In current memristors, VO are a part of many other defects present in the M1/M2 structure as the stack is often fabricated purposely as a “poor oxide” to facilitate CF formation. However, the lack of control of other unwanted defects has serious consequences such as electric leakage and charge traps that in turn impact memristor parameters including M1/M2 thickness, endurance, switching speed/power, on/off ratio, etc.

Conclusion
In conclusion, atomic-scale controlled VO doping of ultrathin pristine Al2O3 has been explored in this work by insertion of MgO atomic layers into Al2O3 atomic layer stacks grown using in vacuo ALD for atomically tunable memristors.
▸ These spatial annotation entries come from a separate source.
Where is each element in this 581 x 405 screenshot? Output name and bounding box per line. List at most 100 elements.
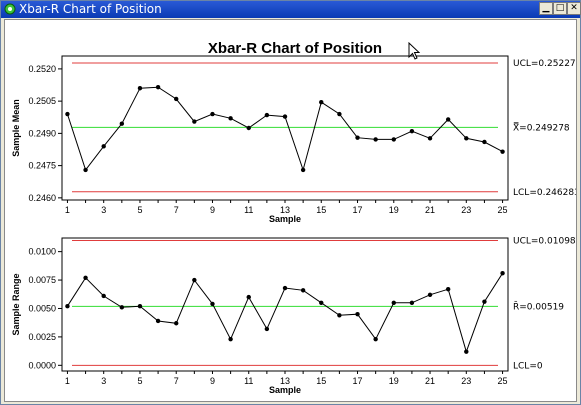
data-point bbox=[228, 116, 233, 121]
data-point bbox=[300, 167, 306, 173]
x-tick-label: 17 bbox=[353, 205, 363, 215]
y-tick-label: 0.2505 bbox=[28, 96, 56, 106]
data-point bbox=[482, 139, 487, 145]
x-tick-label: 9 bbox=[210, 205, 215, 215]
plot-frame bbox=[61, 55, 509, 201]
x-tick-label: 3 bbox=[101, 376, 106, 386]
data-point bbox=[300, 288, 306, 293]
data-point bbox=[319, 100, 324, 105]
data-point bbox=[101, 293, 106, 299]
x-tick-label: 23 bbox=[461, 376, 471, 386]
data-point bbox=[500, 271, 505, 276]
data-point bbox=[101, 144, 106, 149]
y-tick-label: 0.2475 bbox=[28, 161, 56, 171]
close-button[interactable]: ✕ bbox=[567, 2, 581, 15]
data-point bbox=[137, 304, 143, 309]
x-axis-label: Sample bbox=[269, 385, 301, 395]
upper-control-limit-line-label: UCL=0.01098 bbox=[513, 237, 576, 247]
data-point bbox=[246, 125, 251, 131]
lower-control-limit-line-label: LCL=0.246283 bbox=[513, 188, 576, 198]
data-point bbox=[282, 285, 288, 291]
y-tick-label: 0.0000 bbox=[28, 360, 56, 370]
x-tick-label: 25 bbox=[498, 205, 508, 215]
x-tick-label: 19 bbox=[389, 205, 399, 215]
data-point bbox=[137, 86, 143, 91]
data-point bbox=[65, 304, 70, 309]
data-point bbox=[427, 136, 433, 141]
center-line-label: X̿=0.249278 bbox=[513, 122, 570, 134]
data-point bbox=[264, 112, 270, 118]
x-tick-label: 15 bbox=[316, 376, 326, 386]
xbar-r-chart: Xbar-R Chart of Position 0.2460 0.2475 0.24… bbox=[11, 40, 576, 395]
x-tick-label: 9 bbox=[210, 376, 215, 386]
data-point bbox=[246, 294, 251, 300]
x-tick-label: 1 bbox=[65, 205, 70, 215]
center-line-symbol: X̿ bbox=[513, 122, 519, 134]
title-bar[interactable]: Xbar-R Chart of Position ▁ □ ✕ bbox=[1, 1, 581, 18]
data-point bbox=[282, 114, 288, 119]
minimize-button[interactable]: ▁ bbox=[539, 2, 553, 15]
data-point bbox=[355, 135, 360, 140]
data-point bbox=[210, 111, 215, 117]
upper-control-limit-line-label: UCL=0.252272 bbox=[513, 59, 576, 69]
data-series-line bbox=[66, 272, 504, 354]
center-line-value: =0.00519 bbox=[519, 302, 564, 312]
x-tick-label: 5 bbox=[137, 376, 142, 386]
x-tick-label: 3 bbox=[101, 205, 106, 215]
x-tick-label: 25 bbox=[498, 376, 508, 386]
chart-canvas: Xbar-R Chart of Position 0.2460 0.2475 0.24… bbox=[4, 19, 577, 402]
data-point bbox=[119, 121, 125, 126]
data-point bbox=[355, 311, 360, 317]
data-series-line bbox=[66, 86, 503, 172]
data-point bbox=[210, 301, 215, 307]
close-icon: ✕ bbox=[570, 3, 578, 13]
data-point bbox=[409, 129, 415, 134]
center-line-label: R̄=0.00519 bbox=[513, 301, 564, 313]
y-tick-label: 0.0075 bbox=[28, 275, 56, 285]
data-point bbox=[155, 318, 161, 324]
minitab-app-icon[interactable] bbox=[4, 3, 16, 15]
x-tick-label: 21 bbox=[425, 205, 435, 215]
data-point bbox=[192, 277, 197, 283]
maximize-icon: □ bbox=[555, 3, 565, 13]
x-tick-label: 21 bbox=[425, 376, 435, 386]
y-tick-label: 0.0100 bbox=[28, 247, 56, 257]
x-tick-label: 13 bbox=[280, 205, 290, 215]
data-point bbox=[319, 300, 324, 305]
data-point bbox=[337, 111, 342, 117]
x-tick-label: 13 bbox=[280, 376, 290, 386]
data-point bbox=[83, 275, 88, 280]
data-point bbox=[427, 292, 433, 298]
data-point bbox=[155, 84, 161, 90]
data-point bbox=[83, 167, 88, 173]
x-tick-label: 1 bbox=[65, 376, 70, 386]
data-point bbox=[391, 300, 396, 305]
x-tick-label: 11 bbox=[244, 205, 253, 215]
data-point bbox=[264, 326, 270, 332]
data-point bbox=[373, 137, 378, 142]
data-point bbox=[409, 300, 415, 305]
data-point bbox=[65, 111, 70, 117]
data-point bbox=[174, 321, 179, 326]
y-axis-label: Sample Range bbox=[11, 273, 21, 335]
x-axis-label: Sample bbox=[269, 214, 301, 224]
x-tick-label: 11 bbox=[244, 376, 253, 386]
y-tick-label: 0.0025 bbox=[28, 332, 56, 342]
maximize-button[interactable]: □ bbox=[553, 2, 567, 15]
y-axis-label: Sample Mean bbox=[11, 99, 21, 157]
lower-control-limit-line-label: LCL=0 bbox=[513, 361, 543, 371]
data-point bbox=[445, 286, 451, 292]
data-point bbox=[119, 305, 125, 310]
data-point bbox=[373, 336, 378, 342]
x-tick-label: 17 bbox=[353, 376, 363, 386]
chart-title: Xbar-R Chart of Position bbox=[208, 40, 382, 57]
x-tick-label: 7 bbox=[174, 376, 179, 386]
x-tick-label: 5 bbox=[137, 205, 142, 215]
center-line-value: =0.249278 bbox=[519, 123, 570, 133]
data-point bbox=[500, 149, 505, 154]
x-tick-label: 7 bbox=[174, 205, 179, 215]
data-point bbox=[445, 117, 451, 122]
x-tick-label: 23 bbox=[461, 205, 471, 215]
minimize-icon: ▁ bbox=[542, 3, 550, 13]
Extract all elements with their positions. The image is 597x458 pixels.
Two effects of Mg doping in pristine Al2O3 are revealed in our DFT simulations: reduction of the Fermi energy and hence increase of the resistivity, and increased generation of VO, both desirable for high performance memristors. These two effects are both experimentally confirmed through a comparative study of memristor performance parameters with respect to the number and location of the inserted MgO atomic layers in the MgO/Al2O3 atomic layer stacks. Excitingly, this allows atomically tunable memristors to be achieved. Within the M1/M2 thickness of 1.2–2.4 nm, we show that the HRS can be tuned continuously over three orders of magnitude, leading to an on/off ratio tunable in the range of 10–10^4 in this thickness range. Furthermore, dynamically tunable on/off ratio by up to one order of magnitude was obtained by arranging the MgO atomic layers at the M1/M2 interface. Finally, an exponentially decreasing tunneling conductance with increasing M1/M2 thickness demonstrates that tunneling is the dominant HRS conduction mechanism of these memristors while the tunnel barrier height ET = Eb + Vsch is determined by the M1/M2 barrier height Eb and the Schottky barrier Vsch meaning that the Schottky and tunnel barriers work in tandem to limit current. In vacuo STS dI/dV characterization has revealed that higher Eb up to 1.45 eV can be obtained in less defective MgO/Al2O3 M1/M2 grown on Al electrode with a negligible metal–insulator interface, in contrast to much lower Eb 0.75 eV when a defective native oxide IL is present. Nevertheless, the Vsch of 1.19 eV can be maintained at the Pd/Al2O3 Schottky interface. This result shows a promising approach for design and fabrication of ultrathin memristors tunable at an atomic scale.